• Anasayfa
  • Favorilere Ekle
  • Site Haritası
  • https://www.facebook.com/dgdernek
  • https://api.whatsapp.com/send?phone=+905448823723
  • https://www.instagram.com/dgdernek
  • https://www.youtube.com/@dostlukgrubu
Derneğimizin Etkinlik Takvimi

Radyo D Dinle

Halk TV Kültür Sanat

 
Ahmet Eren Özen
ahmeterenozen1@gmail.com
DEMOKRATİK FOBİ NEDİR, NASIL AŞILIR? - 4
11/05/2025

“Demokratik Fobi Nedir ve Nasıl Aşılır” başlığıyla ele aldığımız, demokratik davranmama ve kendi gibi düşünmeyene karşı demokratik tavır geliştirmeme meselesinde şimdi de sıra geldi; ekonomik ilişkiler ve demokrasi arasındaki bağlantıya.

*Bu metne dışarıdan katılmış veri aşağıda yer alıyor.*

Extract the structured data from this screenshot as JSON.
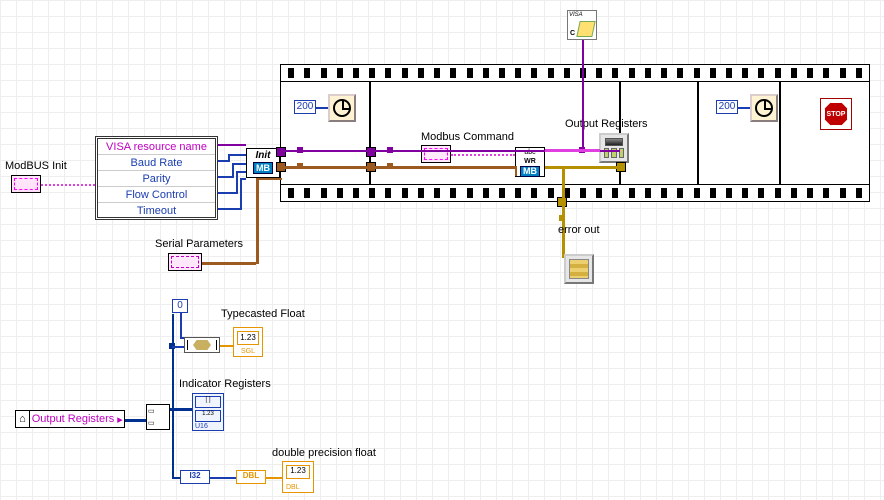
{
  "labels": {
    "modbus_init": "ModBUS Init",
    "visa_resource_name": "VISA resource name",
    "baud_rate": "Baud Rate",
    "parity": "Parity",
    "flow_control": "Flow Control",
    "timeout": "Timeout",
    "init": "Init",
    "mb": "MB",
    "serial_parameters": "Serial Parameters",
    "modbus_command": "Modbus Command",
    "output_registers": "Output Registers",
    "error_out": "error out",
    "typecasted_float": "Typecasted Float",
    "indicator_registers": "Indicator Registers",
    "double_precision_float": "double precision float",
    "output_registers_local": "Output Registers",
    "stop": "STOP",
    "wr": "WR",
    "abc": "abc"
  },
  "constants": {
    "wait1_ms": "200",
    "wait2_ms": "200",
    "index0": "0",
    "i32": "I32",
    "dbl": "DBL",
    "num123": "1.23",
    "sgl": "SGL",
    "u16": "U16",
    "visa": "VISA",
    "c": "C"
  }
}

Daha önceleri hukuk ile demokrasi arasındaki bağın önemini ele almıştık. Çağımızda demokrasi ne kadar vazgeçilmez bir hak ise hukuk da herkese lazım olan ve herkes için geçerli haklar, kurallar yığını ve bunların uygulanmasıdır. Adalet ölçütlerinin tam olarak uygulanmadığı durumlarda hukuk, yazıdan ibaret kalır. Nasıl yarım doktor candan ederse; yarım hukuk da toplumu yavaş yavaş yok eder.



Ekonomi ya da eski adıyla iktisat ise temelde kaynak paylaşımıdır. Çoğu kişi iktisat sözcüğünün kökünü “kısıt” sözcüğü zanneder. Oysa iktisat sözcüğünün kökü Arapça “kasd”dan gelir ve hedefe yönelme demektir. Zaten iktisat derslerinde ilk öğretilen konulardan biri de; tam istihdamı hedeflemektir. Kaynakların etkin kullanımı, maksimum faydanın sağlanması, bilgi asimetrisinin ortadan kaldırılarak piyasanın serbest dolaşıma açık olması iktisadın temel amaçlarındandır.

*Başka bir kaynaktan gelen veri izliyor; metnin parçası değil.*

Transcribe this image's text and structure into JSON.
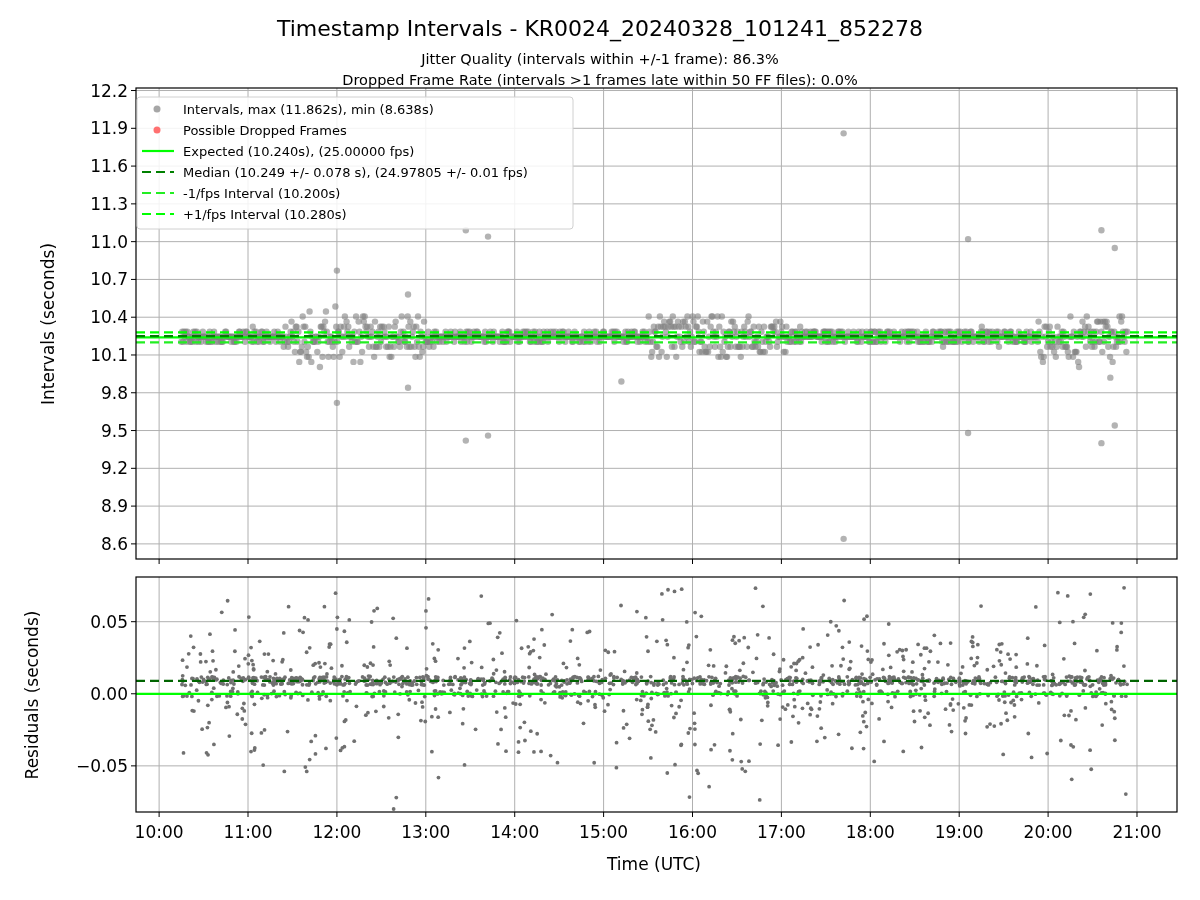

Ekonomi, doğal olarak özgürlüğü sever. Liberte yani özgürlük, sadece birey hakkı meselesi değildir. Liberal düşünce hem iktisadi hem de politik olarak özgürlüğü savunur. Ancak liberal ekonomi teorisinde “kamu yararı”, “toplum yararı”, “dezavantajlı kesimlere yönelik sosyal yardımlaşma ve dayanışma” konularında anlamlı öneriler ya da çözümler girişim özgürlüğü kadar sık dile getirilmez. Haliyle bu durum; ekonomide kapitalist yöntemleri savunanlara karşı sosyalistlerin söylemlerini daha çok duymamıza neden olur.




Kapitalizm, sosyolojik olarak sermayeye dayalı yaşam biçimi şeklinde tarif edilebilir. Kapitalist bakış açısında özel mülkiyet göklere çıkarılırken; toplumsal ve sosyal haklar yeterince ilgi görmez. Haliyle kapitalist ülkelerde parası olan parası ölçütünde güçlü ve istediğini yapma kuvvetine sahip olur. Bu görüş; demokratik bir görüş değildir. Kapitalistler, liberaller gibi düşünmezler; onlara göre demokrasi yerine diktatörlüğe, faşizme veya oligarşiye geçilmesi önemli değildir. Onlar daha fazla kâr peşindedirler. Ve işçi hakları ile sosyal hakların kapital amaçları engelleyebileceği ya da geriletebileceği düşüncesiyle faşistleri kullanarak toplumda yükselen sesleri kısmaya kalkarlar. Kapitalistlerin büyük ölçüde demokratik fobisi vardır.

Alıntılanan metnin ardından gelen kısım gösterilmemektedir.